Arisakti menjelaskan Berdasarkan bukti putusan Pengadilan Negeri (PN) Jakarta Timur di 2020 untuk beberapa terpidana terorisme yang diringkus polisi pada akhir 2019 dan awal tahun, RM terbukti tidak melakukan aksinya sendirian dan bahkan terkait dengan jaringan yang terafiliasi dengan Jamaah Ansharut Daulah (JAD) Sumatera.

 “Ia terbukti direkrut oleh jaringan teroris dan bahan peledak yang digunakannya dipasok oleh anggota jaringan teroris lainnya,” tegasnya.

Begitu juga RA, pelaku pemboman Pos Polisi Kartasura, Jawa Tengah, pada 3 Juni 2019, yang awalnya juga disebut sebagai 'lone wolf' ternyata juga tidak beraksi sendirian. 

“Meski tidak terafiliasi dengan JAD atau kelompok besar teror lainnya, penyidikan polisi belakangan menemukan dua orang yang diduga ikut membantu proses perakitan bom yang digunakan RA. Satu orang diringkus di Lampung dan satu orang lagi ditangkap di Sukoharjo, kurang lebih sepekan setelah aksi pemboman,” telisiknya

Menurut Rico, lewat penyidikan mendalam, kasus-kasus yang awalnya disebut sebagai 'lone wolf', ternyata belakangan ditemukan tidak sendirian atau merupakan bagian dari sel atau jaringan teroris tertentu.

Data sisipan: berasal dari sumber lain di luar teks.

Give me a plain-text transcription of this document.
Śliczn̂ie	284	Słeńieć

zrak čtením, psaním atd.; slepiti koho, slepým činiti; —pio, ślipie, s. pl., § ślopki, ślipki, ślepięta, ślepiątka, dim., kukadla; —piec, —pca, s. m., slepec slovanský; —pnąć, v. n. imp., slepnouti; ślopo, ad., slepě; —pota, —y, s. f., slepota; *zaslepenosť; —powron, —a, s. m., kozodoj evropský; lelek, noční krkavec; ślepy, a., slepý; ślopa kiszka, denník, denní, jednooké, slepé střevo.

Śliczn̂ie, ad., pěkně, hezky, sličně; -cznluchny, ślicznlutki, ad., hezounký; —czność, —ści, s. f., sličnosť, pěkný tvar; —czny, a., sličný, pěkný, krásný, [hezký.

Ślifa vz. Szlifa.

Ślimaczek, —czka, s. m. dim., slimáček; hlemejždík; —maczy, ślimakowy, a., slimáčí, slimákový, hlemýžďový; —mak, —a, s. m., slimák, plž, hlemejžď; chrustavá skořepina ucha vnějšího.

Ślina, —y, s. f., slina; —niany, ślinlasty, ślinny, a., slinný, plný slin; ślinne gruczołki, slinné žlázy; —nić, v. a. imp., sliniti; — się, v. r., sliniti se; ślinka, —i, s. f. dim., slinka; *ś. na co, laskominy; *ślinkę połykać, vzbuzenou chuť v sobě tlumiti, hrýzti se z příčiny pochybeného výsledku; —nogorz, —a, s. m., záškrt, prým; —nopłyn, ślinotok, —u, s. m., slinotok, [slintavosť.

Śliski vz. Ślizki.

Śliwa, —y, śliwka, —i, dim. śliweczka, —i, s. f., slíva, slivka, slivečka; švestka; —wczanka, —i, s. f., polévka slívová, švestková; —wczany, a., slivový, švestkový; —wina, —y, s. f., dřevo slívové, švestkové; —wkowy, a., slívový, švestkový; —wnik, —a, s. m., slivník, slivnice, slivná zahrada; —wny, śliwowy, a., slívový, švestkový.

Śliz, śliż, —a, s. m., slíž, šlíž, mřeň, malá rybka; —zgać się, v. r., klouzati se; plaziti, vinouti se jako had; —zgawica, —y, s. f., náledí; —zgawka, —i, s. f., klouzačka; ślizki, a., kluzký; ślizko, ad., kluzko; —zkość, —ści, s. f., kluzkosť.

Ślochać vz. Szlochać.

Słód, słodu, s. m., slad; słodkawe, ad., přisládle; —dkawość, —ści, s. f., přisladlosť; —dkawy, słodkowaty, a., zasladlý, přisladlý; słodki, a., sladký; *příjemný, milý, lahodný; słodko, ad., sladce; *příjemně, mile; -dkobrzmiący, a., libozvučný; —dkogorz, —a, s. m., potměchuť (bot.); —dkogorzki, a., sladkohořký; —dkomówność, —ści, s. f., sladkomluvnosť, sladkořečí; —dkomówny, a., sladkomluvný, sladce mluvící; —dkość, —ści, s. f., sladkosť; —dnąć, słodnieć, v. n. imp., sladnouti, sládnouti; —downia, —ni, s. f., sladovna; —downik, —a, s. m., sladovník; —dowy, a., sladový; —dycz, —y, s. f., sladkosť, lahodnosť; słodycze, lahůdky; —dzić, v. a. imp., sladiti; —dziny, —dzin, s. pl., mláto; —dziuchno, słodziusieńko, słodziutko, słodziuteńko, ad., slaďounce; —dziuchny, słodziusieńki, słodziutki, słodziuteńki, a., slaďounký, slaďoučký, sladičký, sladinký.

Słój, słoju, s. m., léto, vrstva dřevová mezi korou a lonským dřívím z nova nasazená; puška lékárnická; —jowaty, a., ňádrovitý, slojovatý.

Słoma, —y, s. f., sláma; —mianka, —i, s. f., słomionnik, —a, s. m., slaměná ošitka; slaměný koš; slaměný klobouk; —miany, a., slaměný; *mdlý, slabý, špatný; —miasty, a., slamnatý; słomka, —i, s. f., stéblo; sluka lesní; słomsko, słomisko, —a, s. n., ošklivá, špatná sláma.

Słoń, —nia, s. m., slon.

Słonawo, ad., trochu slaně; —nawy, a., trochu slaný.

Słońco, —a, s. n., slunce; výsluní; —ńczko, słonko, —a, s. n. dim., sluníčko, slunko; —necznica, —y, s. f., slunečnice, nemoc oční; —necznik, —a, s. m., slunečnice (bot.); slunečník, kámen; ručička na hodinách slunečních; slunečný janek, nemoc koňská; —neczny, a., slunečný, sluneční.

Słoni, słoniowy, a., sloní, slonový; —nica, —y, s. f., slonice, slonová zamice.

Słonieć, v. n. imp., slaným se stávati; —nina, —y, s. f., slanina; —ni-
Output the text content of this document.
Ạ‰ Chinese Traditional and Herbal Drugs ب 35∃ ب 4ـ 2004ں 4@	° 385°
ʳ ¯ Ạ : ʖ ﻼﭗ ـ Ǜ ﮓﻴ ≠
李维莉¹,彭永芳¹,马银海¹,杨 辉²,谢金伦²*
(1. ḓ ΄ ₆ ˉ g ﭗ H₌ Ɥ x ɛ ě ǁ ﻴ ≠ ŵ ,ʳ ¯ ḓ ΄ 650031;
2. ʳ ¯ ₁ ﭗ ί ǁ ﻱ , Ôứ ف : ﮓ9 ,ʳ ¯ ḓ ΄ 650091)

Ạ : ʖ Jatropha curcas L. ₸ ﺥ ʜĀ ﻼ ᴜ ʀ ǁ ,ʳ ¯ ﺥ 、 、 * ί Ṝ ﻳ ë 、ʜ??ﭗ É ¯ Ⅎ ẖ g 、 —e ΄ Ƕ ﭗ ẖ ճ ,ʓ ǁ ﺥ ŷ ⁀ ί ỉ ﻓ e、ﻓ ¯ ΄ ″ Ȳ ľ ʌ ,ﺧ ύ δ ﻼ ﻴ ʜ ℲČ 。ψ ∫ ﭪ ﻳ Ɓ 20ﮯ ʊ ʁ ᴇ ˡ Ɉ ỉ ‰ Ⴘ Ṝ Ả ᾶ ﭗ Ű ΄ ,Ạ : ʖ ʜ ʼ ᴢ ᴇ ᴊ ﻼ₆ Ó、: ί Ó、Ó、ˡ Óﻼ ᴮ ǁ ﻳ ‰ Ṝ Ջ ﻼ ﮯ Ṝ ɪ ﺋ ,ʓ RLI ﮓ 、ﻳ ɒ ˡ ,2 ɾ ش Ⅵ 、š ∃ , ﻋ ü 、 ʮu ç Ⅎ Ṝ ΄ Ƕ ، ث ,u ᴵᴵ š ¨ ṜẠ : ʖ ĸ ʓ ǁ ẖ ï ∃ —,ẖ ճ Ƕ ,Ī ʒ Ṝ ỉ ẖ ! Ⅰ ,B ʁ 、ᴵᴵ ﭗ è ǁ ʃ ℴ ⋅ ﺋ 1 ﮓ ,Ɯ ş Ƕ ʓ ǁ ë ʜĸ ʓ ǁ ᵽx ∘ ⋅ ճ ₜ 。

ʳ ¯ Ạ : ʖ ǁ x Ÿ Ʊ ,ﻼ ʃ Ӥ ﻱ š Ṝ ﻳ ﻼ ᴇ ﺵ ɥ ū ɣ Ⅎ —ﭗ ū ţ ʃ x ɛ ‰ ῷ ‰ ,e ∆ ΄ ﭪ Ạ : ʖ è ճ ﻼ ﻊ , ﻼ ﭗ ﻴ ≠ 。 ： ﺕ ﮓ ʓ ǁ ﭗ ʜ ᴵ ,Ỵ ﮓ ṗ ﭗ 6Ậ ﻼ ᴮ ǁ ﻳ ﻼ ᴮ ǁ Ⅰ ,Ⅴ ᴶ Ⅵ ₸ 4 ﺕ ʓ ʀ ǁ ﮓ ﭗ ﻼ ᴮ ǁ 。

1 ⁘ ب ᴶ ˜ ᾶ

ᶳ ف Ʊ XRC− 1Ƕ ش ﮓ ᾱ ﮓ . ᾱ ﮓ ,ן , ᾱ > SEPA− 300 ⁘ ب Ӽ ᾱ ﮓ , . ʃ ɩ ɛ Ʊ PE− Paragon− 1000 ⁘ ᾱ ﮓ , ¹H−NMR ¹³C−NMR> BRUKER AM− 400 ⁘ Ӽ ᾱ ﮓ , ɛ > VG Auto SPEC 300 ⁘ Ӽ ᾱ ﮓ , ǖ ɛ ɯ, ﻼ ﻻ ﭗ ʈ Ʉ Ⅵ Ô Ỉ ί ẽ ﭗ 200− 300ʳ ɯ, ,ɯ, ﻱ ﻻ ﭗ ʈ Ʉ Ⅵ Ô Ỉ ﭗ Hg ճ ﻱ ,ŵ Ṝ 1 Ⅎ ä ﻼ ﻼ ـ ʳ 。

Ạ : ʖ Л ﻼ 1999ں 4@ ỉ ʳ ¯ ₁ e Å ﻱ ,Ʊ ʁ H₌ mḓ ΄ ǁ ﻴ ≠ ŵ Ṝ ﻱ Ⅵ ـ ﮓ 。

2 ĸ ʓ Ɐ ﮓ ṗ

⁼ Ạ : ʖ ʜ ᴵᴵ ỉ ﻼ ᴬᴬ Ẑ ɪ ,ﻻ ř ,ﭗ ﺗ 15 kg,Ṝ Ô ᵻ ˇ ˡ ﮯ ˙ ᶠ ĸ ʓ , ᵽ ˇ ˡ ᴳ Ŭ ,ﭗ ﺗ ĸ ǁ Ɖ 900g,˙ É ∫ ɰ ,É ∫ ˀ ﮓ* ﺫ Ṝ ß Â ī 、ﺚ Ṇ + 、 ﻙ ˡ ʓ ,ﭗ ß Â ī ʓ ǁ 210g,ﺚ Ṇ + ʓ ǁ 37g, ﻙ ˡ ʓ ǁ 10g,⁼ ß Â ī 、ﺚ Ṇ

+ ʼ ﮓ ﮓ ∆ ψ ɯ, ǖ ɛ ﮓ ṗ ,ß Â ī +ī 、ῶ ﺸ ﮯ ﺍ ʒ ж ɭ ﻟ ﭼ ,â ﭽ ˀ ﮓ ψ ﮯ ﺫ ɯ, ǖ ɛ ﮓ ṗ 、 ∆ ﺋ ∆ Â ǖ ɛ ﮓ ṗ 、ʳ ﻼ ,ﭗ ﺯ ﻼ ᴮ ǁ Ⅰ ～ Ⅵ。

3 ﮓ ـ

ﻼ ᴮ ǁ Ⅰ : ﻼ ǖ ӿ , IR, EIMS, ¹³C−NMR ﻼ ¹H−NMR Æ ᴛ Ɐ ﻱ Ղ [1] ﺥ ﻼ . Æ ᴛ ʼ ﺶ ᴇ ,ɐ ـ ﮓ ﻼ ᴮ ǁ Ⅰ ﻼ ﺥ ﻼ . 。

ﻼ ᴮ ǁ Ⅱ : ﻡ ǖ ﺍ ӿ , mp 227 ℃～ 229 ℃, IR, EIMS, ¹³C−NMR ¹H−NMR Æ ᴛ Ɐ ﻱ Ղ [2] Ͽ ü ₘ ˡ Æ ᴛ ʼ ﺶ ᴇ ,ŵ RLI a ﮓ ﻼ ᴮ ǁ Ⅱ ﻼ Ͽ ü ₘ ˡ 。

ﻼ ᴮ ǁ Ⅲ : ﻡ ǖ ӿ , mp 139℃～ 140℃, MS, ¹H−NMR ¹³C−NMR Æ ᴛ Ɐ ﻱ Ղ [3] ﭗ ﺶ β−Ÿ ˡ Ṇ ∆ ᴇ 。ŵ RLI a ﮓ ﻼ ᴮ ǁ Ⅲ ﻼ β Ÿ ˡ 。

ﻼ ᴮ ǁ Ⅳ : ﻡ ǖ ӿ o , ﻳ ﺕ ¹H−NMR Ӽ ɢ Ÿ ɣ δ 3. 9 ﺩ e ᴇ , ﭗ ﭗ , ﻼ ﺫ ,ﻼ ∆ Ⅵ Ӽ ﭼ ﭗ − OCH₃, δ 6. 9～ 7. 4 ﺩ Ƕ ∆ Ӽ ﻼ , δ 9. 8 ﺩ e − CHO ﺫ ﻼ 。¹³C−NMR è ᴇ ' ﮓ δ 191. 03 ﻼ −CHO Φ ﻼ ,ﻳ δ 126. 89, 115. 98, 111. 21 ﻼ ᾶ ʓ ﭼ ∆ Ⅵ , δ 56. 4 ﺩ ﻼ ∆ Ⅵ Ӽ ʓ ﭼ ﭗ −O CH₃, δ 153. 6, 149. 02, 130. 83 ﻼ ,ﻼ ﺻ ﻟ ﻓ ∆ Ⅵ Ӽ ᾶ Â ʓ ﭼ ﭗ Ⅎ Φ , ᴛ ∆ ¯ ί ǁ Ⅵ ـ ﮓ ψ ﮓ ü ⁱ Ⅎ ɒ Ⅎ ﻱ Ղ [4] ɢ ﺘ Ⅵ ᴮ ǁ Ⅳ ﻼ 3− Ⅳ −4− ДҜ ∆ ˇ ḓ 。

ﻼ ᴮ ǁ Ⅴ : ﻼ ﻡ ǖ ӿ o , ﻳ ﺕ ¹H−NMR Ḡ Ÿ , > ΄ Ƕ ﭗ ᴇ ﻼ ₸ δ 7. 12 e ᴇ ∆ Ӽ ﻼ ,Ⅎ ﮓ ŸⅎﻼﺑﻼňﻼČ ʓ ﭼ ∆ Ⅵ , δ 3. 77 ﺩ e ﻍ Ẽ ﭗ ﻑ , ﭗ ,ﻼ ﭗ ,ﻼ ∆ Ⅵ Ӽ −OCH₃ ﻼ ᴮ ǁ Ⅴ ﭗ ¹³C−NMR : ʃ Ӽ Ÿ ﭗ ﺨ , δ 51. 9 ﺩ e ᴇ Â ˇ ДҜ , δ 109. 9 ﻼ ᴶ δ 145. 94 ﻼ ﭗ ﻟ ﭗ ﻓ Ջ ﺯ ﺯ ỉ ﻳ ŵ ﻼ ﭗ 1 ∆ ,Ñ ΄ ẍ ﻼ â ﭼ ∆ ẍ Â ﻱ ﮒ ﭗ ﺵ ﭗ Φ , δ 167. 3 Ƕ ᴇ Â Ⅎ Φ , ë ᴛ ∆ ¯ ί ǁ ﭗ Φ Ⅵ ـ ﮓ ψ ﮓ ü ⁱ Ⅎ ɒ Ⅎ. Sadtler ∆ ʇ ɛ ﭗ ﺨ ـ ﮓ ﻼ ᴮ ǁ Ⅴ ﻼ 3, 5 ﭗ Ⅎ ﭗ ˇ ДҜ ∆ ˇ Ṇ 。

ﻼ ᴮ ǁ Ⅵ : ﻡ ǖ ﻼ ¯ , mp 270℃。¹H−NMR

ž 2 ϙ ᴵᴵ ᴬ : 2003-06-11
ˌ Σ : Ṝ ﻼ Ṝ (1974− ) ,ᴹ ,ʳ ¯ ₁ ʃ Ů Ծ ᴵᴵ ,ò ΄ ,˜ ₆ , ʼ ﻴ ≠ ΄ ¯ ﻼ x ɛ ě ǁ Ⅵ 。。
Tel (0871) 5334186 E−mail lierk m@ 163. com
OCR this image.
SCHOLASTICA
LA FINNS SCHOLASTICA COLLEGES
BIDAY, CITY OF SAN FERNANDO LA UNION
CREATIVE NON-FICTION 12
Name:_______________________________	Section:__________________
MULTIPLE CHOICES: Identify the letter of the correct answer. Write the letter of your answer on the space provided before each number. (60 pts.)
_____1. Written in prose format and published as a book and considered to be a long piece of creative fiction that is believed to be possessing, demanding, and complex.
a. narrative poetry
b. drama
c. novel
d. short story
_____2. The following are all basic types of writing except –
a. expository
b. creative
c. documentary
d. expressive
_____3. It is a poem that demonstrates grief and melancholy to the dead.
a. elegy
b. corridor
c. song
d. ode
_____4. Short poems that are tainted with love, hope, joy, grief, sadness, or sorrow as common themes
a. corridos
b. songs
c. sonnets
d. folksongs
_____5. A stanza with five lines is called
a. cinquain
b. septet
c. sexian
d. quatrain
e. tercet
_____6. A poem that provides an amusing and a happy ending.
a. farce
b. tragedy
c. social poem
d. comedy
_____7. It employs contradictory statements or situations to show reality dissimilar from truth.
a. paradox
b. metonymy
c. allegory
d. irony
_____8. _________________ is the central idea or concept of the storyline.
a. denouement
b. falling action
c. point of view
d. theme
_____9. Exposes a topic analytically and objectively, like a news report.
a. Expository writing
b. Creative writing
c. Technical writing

Karena itu, ia meminta kepolisian dan media massa untuk tidak buru-buru melabel peristiwa penembakan di Mabes Polri sebagai 'lone wolf'. 

"Pertanyaan publik mengenai kejanggalan peristiwa penembakan di Mabes Polri harus dijawab dengan penyelidikan yang mendalam dan transparan," kata Rico. "Bukan dengan melabelnya dengan terminologi usang yang sudah ditinggalkan".  

Disebut terminologi usang, ujar Rico, karena istilah 'lone wolf' sendiri secara international best practice sudah mulai ditinggalkan oleh pengambil kebijakan dan media massa. Penyebutan 'wolf' atau serigala dipandang sebagai sesuatu yang heroik, melegitimasi, dan mengglorifikasi aksi terorisme. Istilah yang lazim dipakai sekarang adalah 'lone actor'.

"Tetapi tentu saja, sebelum melabelnya sebagai 'lone actor', harus dilakukan penyidikan yang mendalam dan transparan atas insiden tersebut," ujar Rico.